Monday, Sep. 12, 1977

Suing City Hall

Mishaps in Massachusetts challenge an antique rule

Five years ago, when Boston Policeman John O'Brien was rounding the corner of Brighton's Commonwealth Avenue and Washington Street at 10 m.p.h. in broad daylight, he lost control of his police car and struck an elderly woman named Bridget Neville. Six months in the hospital and $32,000 in medical bills later, Neville, now 83, won a belated jury award of $103,253. Fair enough?
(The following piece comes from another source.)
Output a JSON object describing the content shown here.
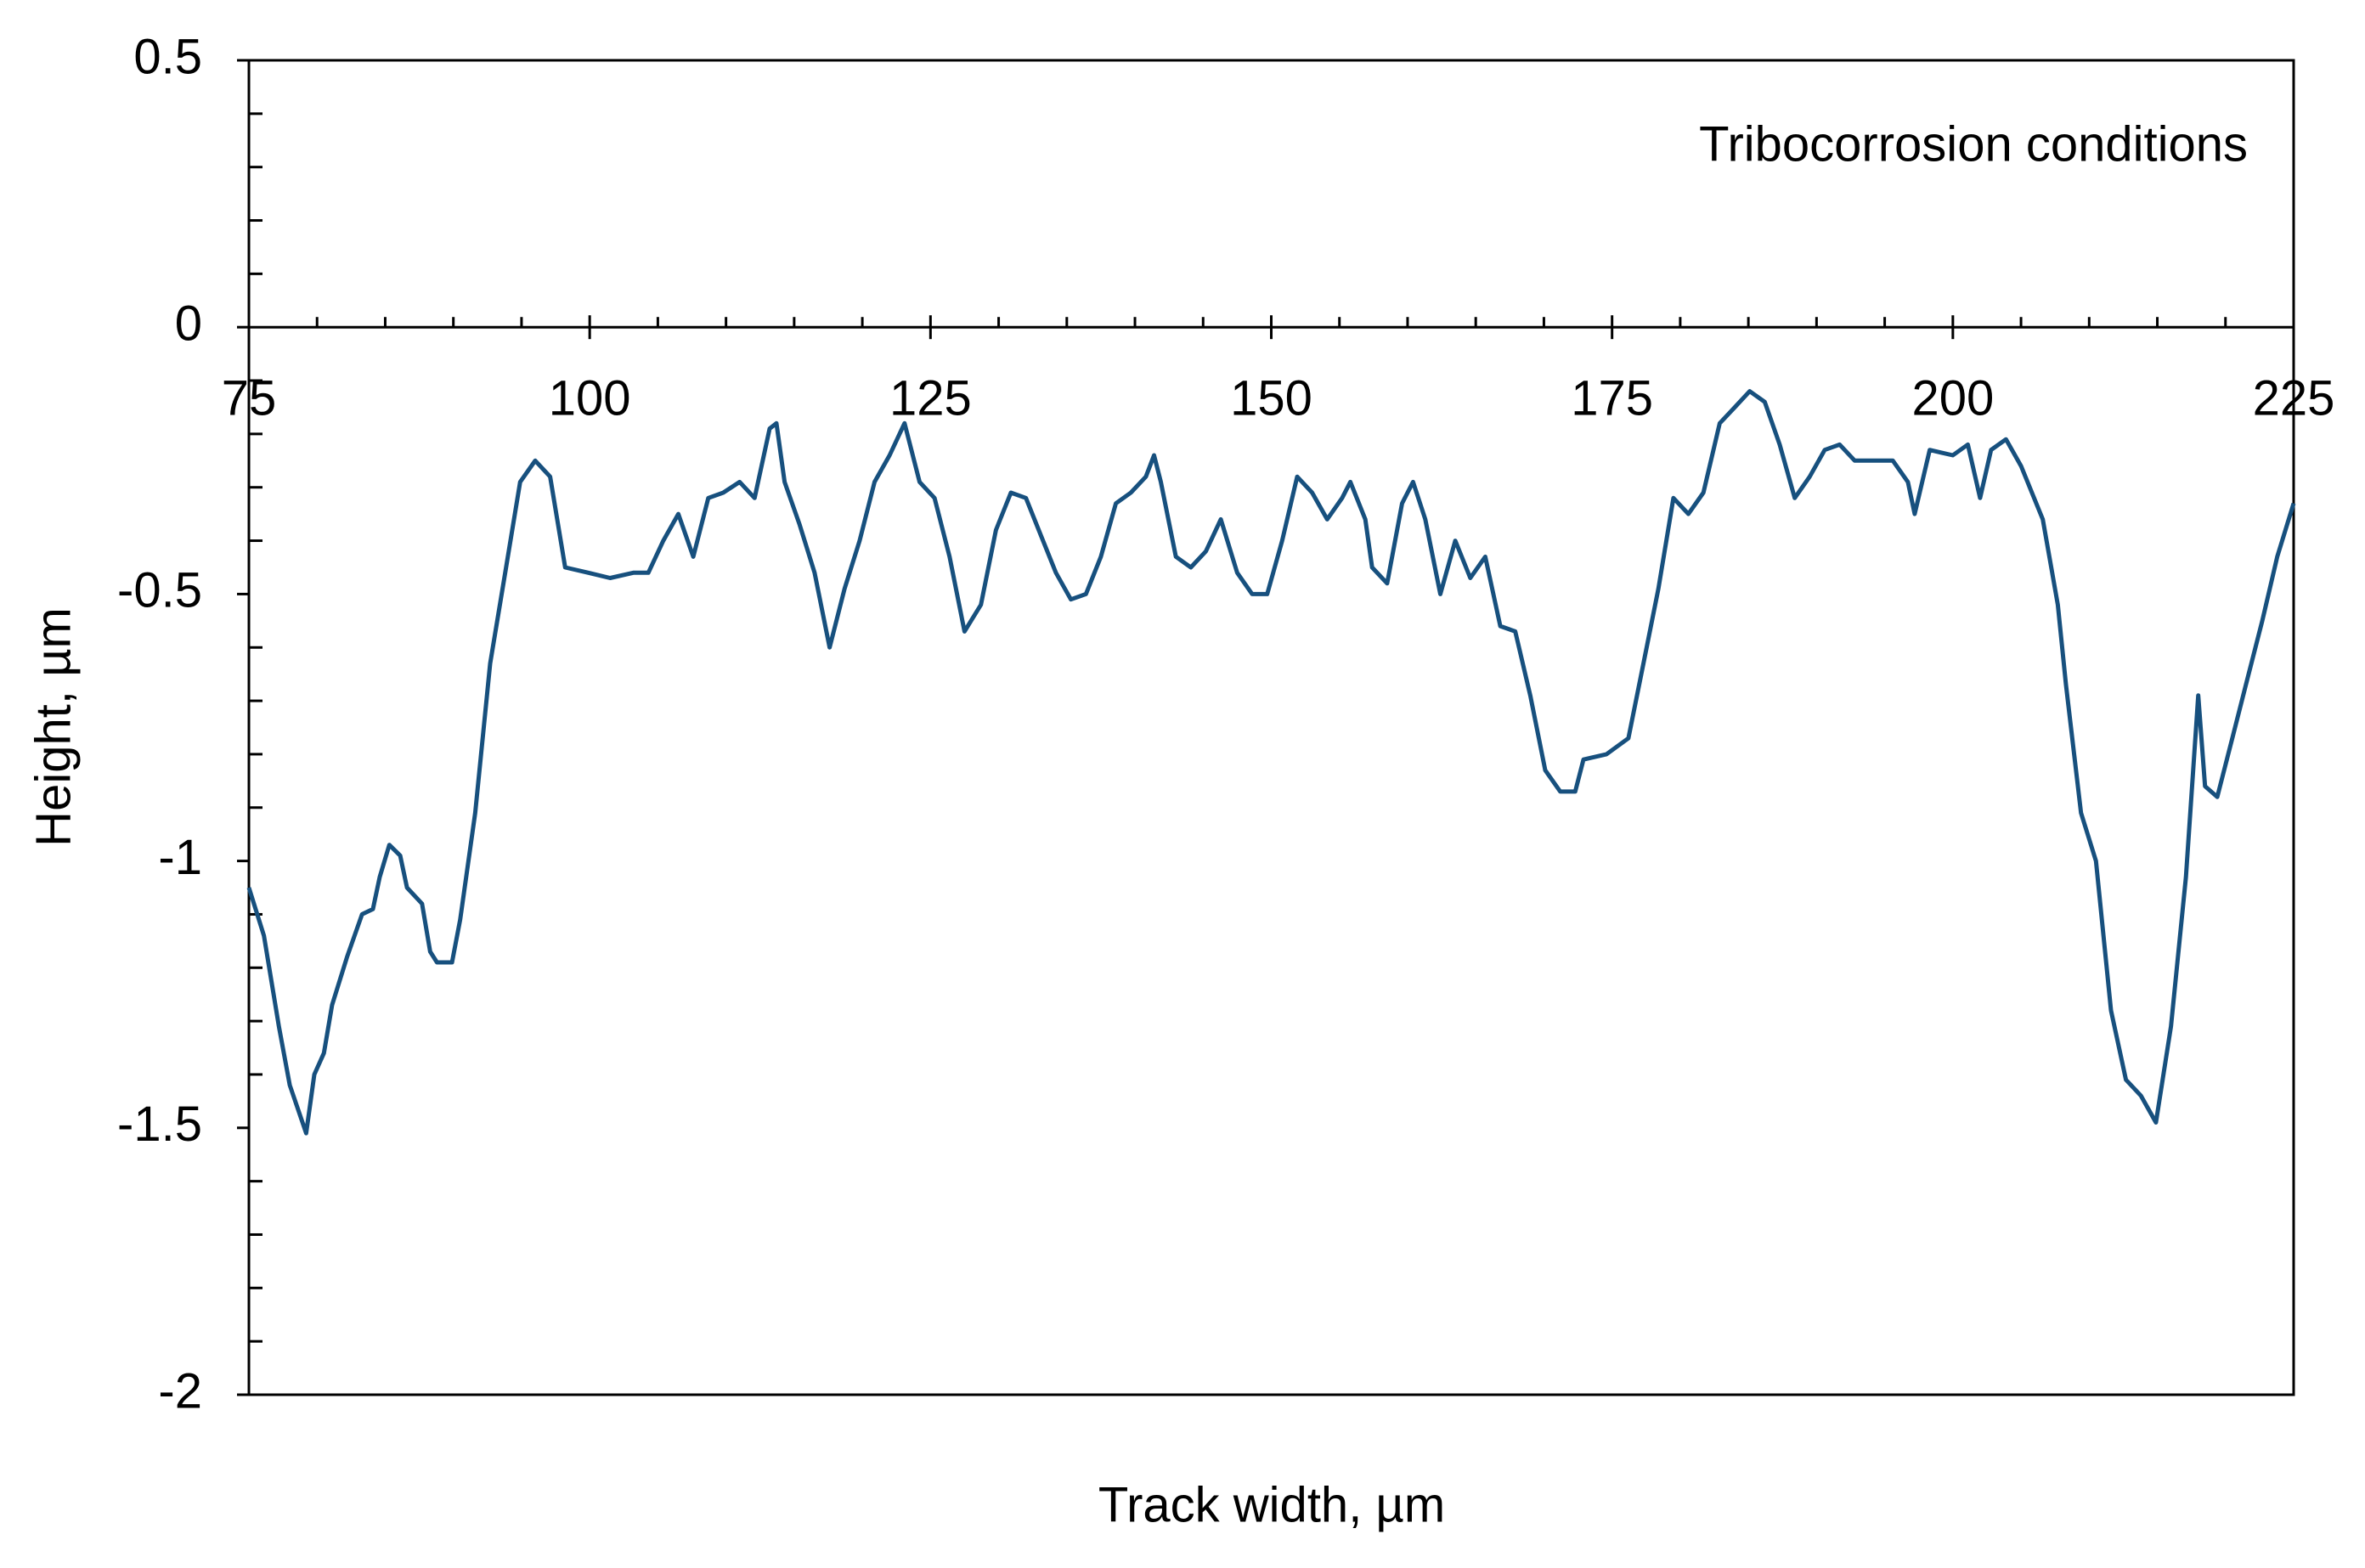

Not at all. Unless a reluctant Massachusetts state legislature takes action, Neville is likely to end up with far less than $103,253, O'Brien could be driven from his home, and the city of Boston --O'Brien's employer--could get off with a negligible payment. The reason: Massachusetts is one of twelve states still clinging to an antique doctrine of sovereign immunity, which forbids lawsuits against the government without its consent. The doctrine goes back to a medieval notion that "the king can do no wrong," and was pronounced in the U.S. as a "general proposition" by Chief Justice John Marshall in 1821. In recent terms, sovereign immunity has meant that some victims of negligent state hospital officials or wild-shooting Guardsmen and state police (as at Kent State and Jackson State universities in 1970) have no recourse except to sue the individual government employees at fault. Over the past 40 years, 38 states and the Federal Government have abolished or modified the doctrine, allowing citizens to haul various governments into court as they would a private party. State courts and legislatures have largely abolished sovereign immunity for municipalities, too. But Massachusetts has retained it, and at the time of Bridget Neville's accident the city provided only $15,000 worth of maximum liability coverage for each of its police officers. So O'Brien, 65 and recently retired, was threatened with the possible auction of his sole significant asset--an unmortgaged $18,700 house--in order to help pay for the court judgment. That prospect prompted Boston police to issue a counterthreat, vowing to refuse to drive squad cars citywide unless public funds were used to pay O'Brien's debt.

Under such pressure, city officials asked the state legislature for reform. As a result, Neville has once more delayed pressing her claim. Meanwhile, tiring of such legal imbroglios, the Massachusetts Supreme Judicial Court, in a separate but similar case, has pushed the legislature to act on the question of sovereign immunity by the end of 1978. If the legislators do not allow citizens to make "reasonable" claims against the government by then, the court threatened to abolish the doctrine on its own--and without an limit to government liability.